LE DROIT, DERNIER REMPART CONTRE L’AUTORITARISME OU LA PLACE ESSENTIELLE DE L’AVOCAT DANS LE CONTENTIEUX ADMINISTRATIF (Par Maître Elodie MAUMONT, Avocat associé)

Ainsi que nous l’indiquions dans notre article du 12 janvier 2018, la publication des articles sur le blog de MDMH AVOCATS suscite – et nous en sommes très satisfaits et reconnaissants – de l’intérêt, des commentaires et parfois même des vocations.

C’est ainsi que MDMH AVOCATS a reçu diverses contributions au fil des mois.

Parmi les meilleures, nous avons sélectionné un premier article de « Caron 124 » que nous avions publié le 12 janvier dernier.

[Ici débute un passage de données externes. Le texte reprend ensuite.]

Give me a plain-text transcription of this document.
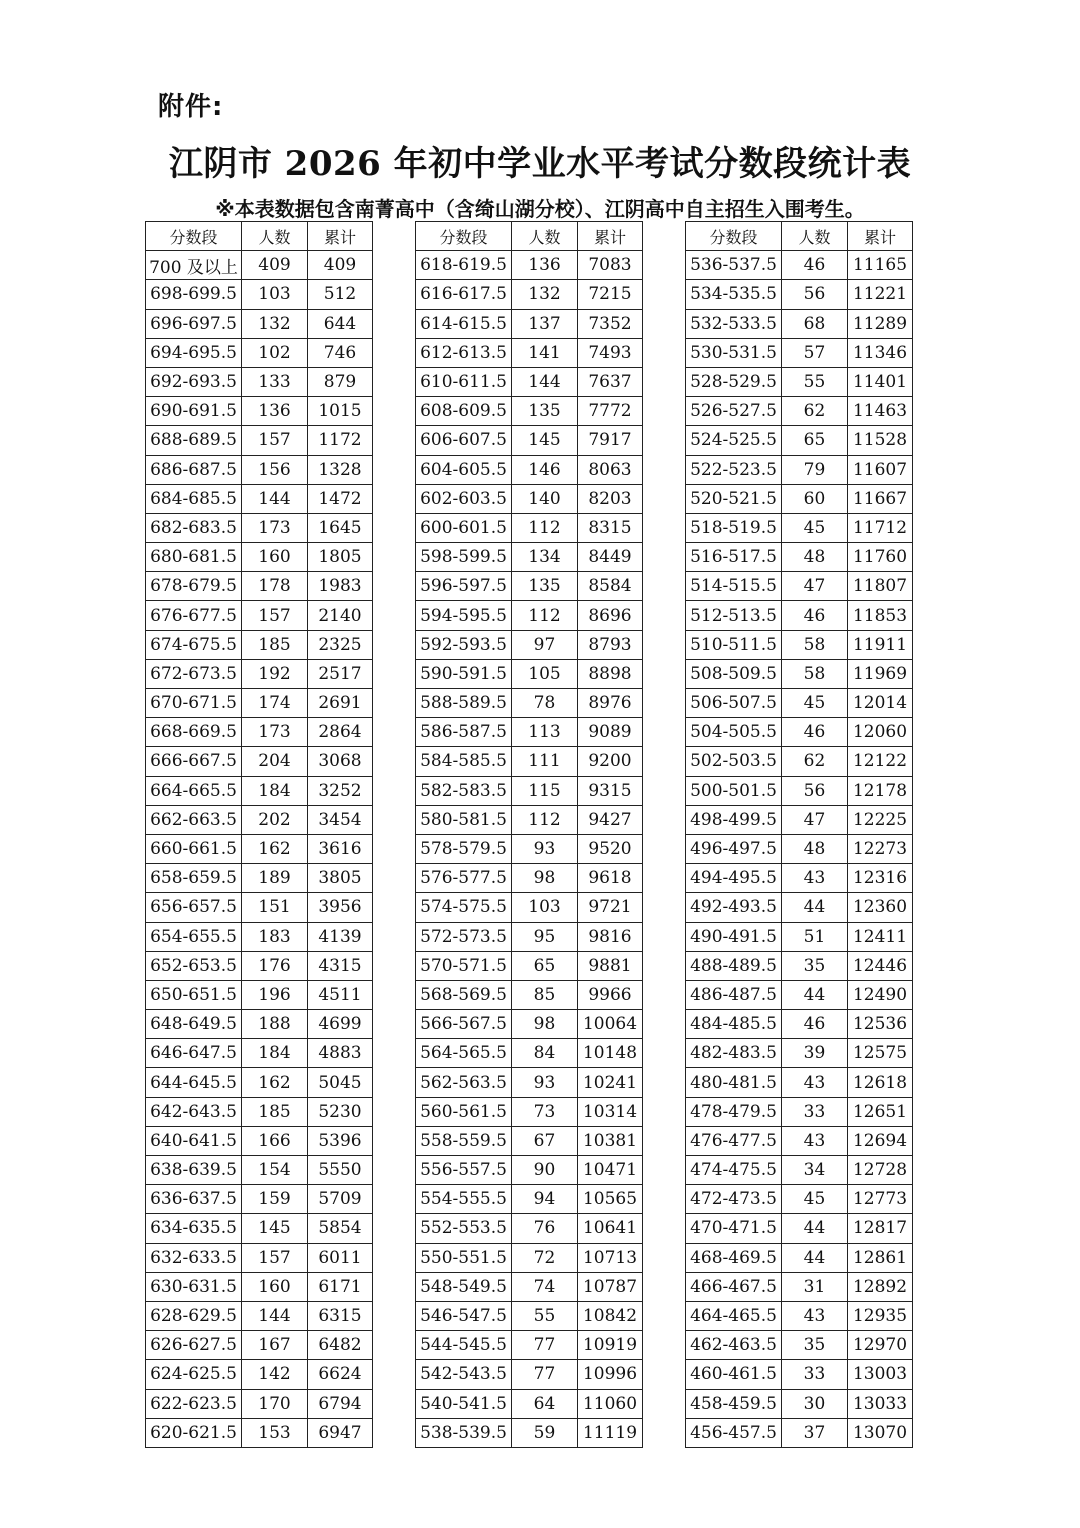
附件:
江阴市 2026 年初中学业水平考试分数段统计表
※本表数据包含南菁高中（含绮山湖分校）、江阴高中自主招生入围考生。
分数段	人数	累计
700 及以上	409	409
698-699.5	103	512
696-697.5	132	644
694-695.5	102	746
692-693.5	133	879
690-691.5	136	1015
688-689.5	157	1172
686-687.5	156	1328
684-685.5	144	1472
682-683.5	173	1645
680-681.5	160	1805
678-679.5	178	1983
676-677.5	157	2140
674-675.5	185	2325
672-673.5	192	2517
670-671.5	174	2691
668-669.5	173	2864
666-667.5	204	3068
664-665.5	184	3252
662-663.5	202	3454
660-661.5	162	3616
658-659.5	189	3805
656-657.5	151	3956
654-655.5	183	4139
652-653.5	176	4315
650-651.5	196	4511
648-649.5	188	4699
646-647.5	184	4883
644-645.5	162	5045
642-643.5	185	5230
640-641.5	166	5396
638-639.5	154	5550
636-637.5	159	5709
634-635.5	145	5854
632-633.5	157	6011
630-631.5	160	6171
628-629.5	144	6315
626-627.5	167	6482
624-625.5	142	6624
622-623.5	170	6794
620-621.5	153	6947
分数段	人数	累计
618-619.5	136	7083
616-617.5	132	7215
614-615.5	137	7352
612-613.5	141	7493
610-611.5	144	7637
608-609.5	135	7772
606-607.5	145	7917
604-605.5	146	8063
602-603.5	140	8203
600-601.5	112	8315
598-599.5	134	8449
596-597.5	135	8584
594-595.5	112	8696
592-593.5	97	8793
590-591.5	105	8898
588-589.5	78	8976
586-587.5	113	9089
584-585.5	111	9200
582-583.5	115	9315
580-581.5	112	9427
578-579.5	93	9520
576-577.5	98	9618
574-575.5	103	9721
572-573.5	95	9816
570-571.5	65	9881
568-569.5	85	9966
566-567.5	98	10064
564-565.5	84	10148
562-563.5	93	10241
560-561.5	73	10314
558-559.5	67	10381
556-557.5	90	10471
554-555.5	94	10565
552-553.5	76	10641
550-551.5	72	10713
548-549.5	74	10787
546-547.5	55	10842
544-545.5	77	10919
542-543.5	77	10996
540-541.5	64	11060
538-539.5	59	11119
分数段	人数	累计
536-537.5	46	11165
534-535.5	56	11221
532-533.5	68	11289
530-531.5	57	11346
528-529.5	55	11401
526-527.5	62	11463
524-525.5	65	11528
522-523.5	79	11607
520-521.5	60	11667
518-519.5	45	11712
516-517.5	48	11760
514-515.5	47	11807
512-513.5	46	11853
510-511.5	58	11911
508-509.5	58	11969
506-507.5	45	12014
504-505.5	46	12060
502-503.5	62	12122
500-501.5	56	12178
498-499.5	47	12225
496-497.5	48	12273
494-495.5	43	12316
492-493.5	44	12360
490-491.5	51	12411
488-489.5	35	12446
486-487.5	44	12490
484-485.5	46	12536
482-483.5	39	12575
480-481.5	43	12618
478-479.5	33	12651
476-477.5	43	12694
474-475.5	34	12728
472-473.5	45	12773
470-471.5	44	12817
468-469.5	44	12861
466-467.5	31	12892
464-465.5	43	12935
462-463.5	35	12970
460-461.5	33	13003
458-459.5	30	13033
456-457.5	37	13070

« Caron 124 » est un contributeur précieux.

Nous publions aujourd’hui un second article portant titre « Le Droit, dernier rempart contre l’autoritarisme ou la place essentielle de l’avocat dans le contentieux administratif ».

Une nouvelle fois, nous le remercions chaleureusement.

MDMH AVOCATS encourage ses visiteurs et ses lecteurs à devenir également pour un jour un de nos auteurs.

N’hésitez pas à nous transmettre vos contributions à l’adresse contact@mdmh-avocats.fr ou elodiemaumont@mdmh-avocats.fr .

Bonne lecture …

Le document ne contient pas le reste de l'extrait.